Yazarlar

İranlı uzmanlar Türkiye’ye gelip ilahiyat fakültelerinde fıkıh dersi verecekler” iddiasını Diyanet yalanladı. 

Yani böyle bir şey yok. 

Ama palavra yayıldı bir kez. 

“Saman meselesi” gibi dinler dururuz. 

“İstanbul Havalimanı’ndaki pistlerin yönleri yanlış hesaplanmış bu yüzden uçaklar iniş yapamıyor” iddiasına da anında yalanlama geldi. 

Geldi de ne oldu? 

Milyarlık yatırımın hesapsız, kitapsız hayata geçirilmiş olabileceğine inanmak  isteyenler aynı türküyü söylemeye devam ediyor. 

Her gün ama her gün aynı hikaye. 

Sabah erken kalkan atıyor ortaya bir yalan sonra kırk akıllı kuyudan taşı çıkarmaya çalışıyor. 

Peki bu yalan furyası organik mi? 

Olmaz, olamaz. 

Ortada “planlı istihbarat çalışması” var. 

Nesebi gayri sahih söylentiler tesadüf değil. 

Tek merkezden yönlendirilen algı operasyonları “milli güvenlik tehdidi” haline geleli bin yıl oldu. 

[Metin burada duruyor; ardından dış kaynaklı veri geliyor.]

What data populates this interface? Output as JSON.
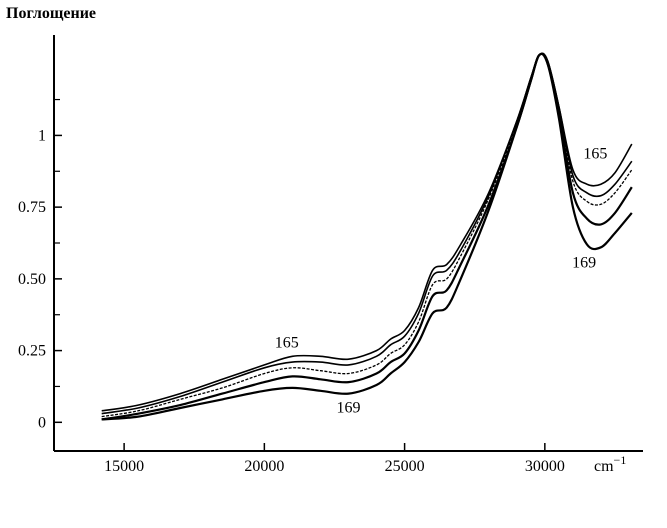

“Muhatap almayalım, kimse inanmaz zaten, işi gücü bırakıp yalanlarla mı uğraşacağız” dedik durduk, sonuç ortada. 

Evet, bu yalanlar üzerinden prim yapmaya çalışanları muhatap almamak, bunların görünürlüklerini artırmamak doğrudur da ortaya atılan yalanların dallanıp budaklanıp her yanı sarmasına da fırsat verilmemeli. 

Organize kötülük bu. 

Dağınık mücadele sonuç vermez, vermiyor. 

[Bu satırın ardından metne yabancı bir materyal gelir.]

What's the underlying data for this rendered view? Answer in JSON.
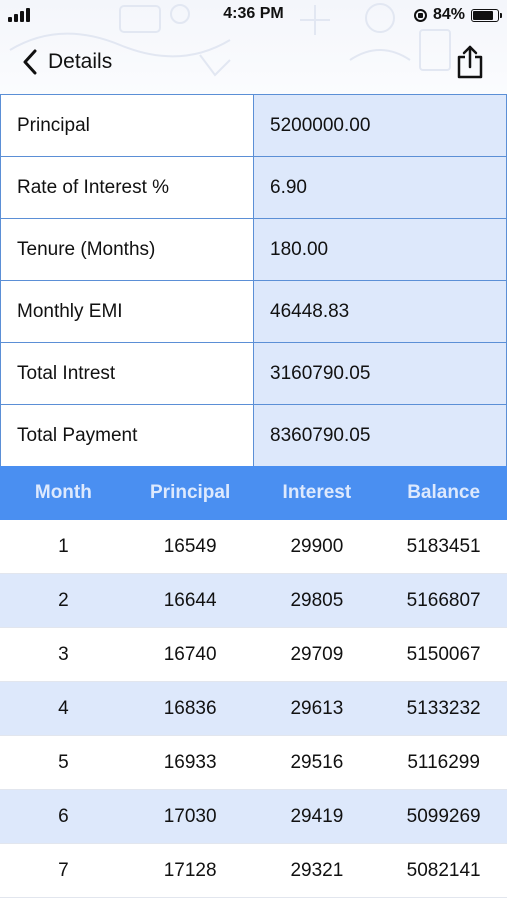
{
  "status_bar": {
    "time": "4:36 PM",
    "battery_percent": "84%",
    "battery_level": 0.84
  },
  "nav": {
    "back_label": "Details",
    "back_icon": "chevron-left-icon",
    "share_icon": "share-icon"
  },
  "summary": [
    {
      "label": "Principal",
      "value": "5200000.00"
    },
    {
      "label": "Rate of Interest %",
      "value": "6.90"
    },
    {
      "label": "Tenure (Months)",
      "value": "180.00"
    },
    {
      "label": "Monthly EMI",
      "value": "46448.83"
    },
    {
      "label": "Total Intrest",
      "value": "3160790.05"
    },
    {
      "label": "Total Payment",
      "value": "8360790.05"
    }
  ],
  "schedule": {
    "columns": [
      "Month",
      "Principal",
      "Interest",
      "Balance"
    ],
    "rows": [
      [
        "1",
        "16549",
        "29900",
        "5183451"
      ],
      [
        "2",
        "16644",
        "29805",
        "5166807"
      ],
      [
        "3",
        "16740",
        "29709",
        "5150067"
      ],
      [
        "4",
        "16836",
        "29613",
        "5133232"
      ],
      [
        "5",
        "16933",
        "29516",
        "5116299"
      ],
      [
        "6",
        "17030",
        "29419",
        "5099269"
      ],
      [
        "7",
        "17128",
        "29321",
        "5082141"
      ]
    ]
  },
  "colors": {
    "accent": "#4a8ff1",
    "value_cell": "#dde8fb",
    "border": "#5b8fd6"
  }
}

Çare, Simultane (eşzamanlı) enformasyon. 

Bir iş yapılıyorsa bunun iletişim stratejisi daha en baştan belli olacak. 

Sonra yalanları yalanlamaktan doğruları konuşmaya fırsat kalmıyor. 

Ayrıca yaptığı işin farkında olmayan, 3 tane düzgün cümle kurup neyi, neden, nasıl yaptığını izah edemeyenlerden kaynaklanan riskin büyüklüğü fark edilmeli. 

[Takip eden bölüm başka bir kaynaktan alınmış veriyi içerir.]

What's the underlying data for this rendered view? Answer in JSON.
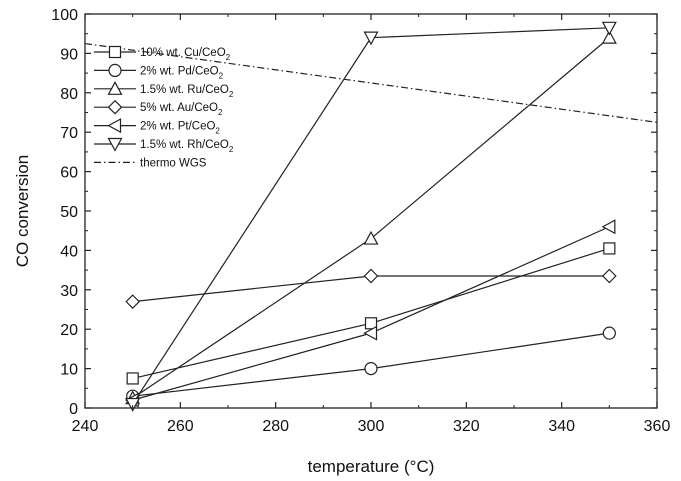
{
  "chart_data": {
    "type": "line",
    "title": "",
    "xlabel": "temperature (°C)",
    "ylabel": "CO conversion",
    "xlim": [
      240,
      360
    ],
    "ylim": [
      0,
      100
    ],
    "x_ticks": [
      240,
      260,
      280,
      300,
      320,
      340,
      360
    ],
    "y_ticks": [
      0,
      10,
      20,
      30,
      40,
      50,
      60,
      70,
      80,
      90,
      100
    ],
    "grid": false,
    "legend_position": "top-left",
    "series": [
      {
        "name": "10% wt. Cu/CeO",
        "name_sub": "2",
        "marker": "square",
        "x": [
          250,
          300,
          350
        ],
        "y": [
          7.5,
          21.5,
          40.5
        ]
      },
      {
        "name": "2% wt. Pd/CeO",
        "name_sub": "2",
        "marker": "circle",
        "x": [
          250,
          300,
          350
        ],
        "y": [
          3,
          10,
          19
        ]
      },
      {
        "name": "1.5% wt. Ru/CeO",
        "name_sub": "2",
        "marker": "triangle-up",
        "x": [
          250,
          300,
          350
        ],
        "y": [
          2.5,
          43,
          94
        ]
      },
      {
        "name": "5% wt. Au/CeO",
        "name_sub": "2",
        "marker": "diamond",
        "x": [
          250,
          300,
          350
        ],
        "y": [
          27,
          33.5,
          33.5
        ]
      },
      {
        "name": "2% wt. Pt/CeO",
        "name_sub": "2",
        "marker": "triangle-left",
        "x": [
          250,
          300,
          350
        ],
        "y": [
          2,
          19,
          46
        ]
      },
      {
        "name": "1.5% wt. Rh/CeO",
        "name_sub": "2",
        "marker": "triangle-down",
        "x": [
          250,
          300,
          350
        ],
        "y": [
          1,
          94,
          96.5
        ]
      },
      {
        "name": "thermo WGS",
        "name_sub": "",
        "marker": "none",
        "line": "dash-dot",
        "x": [
          240,
          360
        ],
        "y": [
          92.5,
          72.5
        ]
      }
    ]
  }
}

Kaşınıp kanırtılmaya hatta kanatılmaya müsait zaaf noktalarını kollayanlar meydanı boş bulmamalı. 

Daha geçenlerde İmamoğlu çıktı ve “Kanal İstanbul deprem riskini tetikler” diyebildi. 

Bu saçmalığı doğrulayabilecek tek bir bilimsel çalışma olmadığı halde. 

Olamaz zira Kanal İstanbul’un güzergahında aktif fay hattı yok. 

Ama bir tane bilim insanı  “böyle rezalet olmaz” dedi mi? 

Resmi merciler dışında bağımsız bilim insanlarından mesleklerinin onuruna yakışan bir tavır görmedik. 

Niye görmüyoruz? 

Sahtekarlık normalimiz olmayacaksa bari bu soruya cevap bulalım.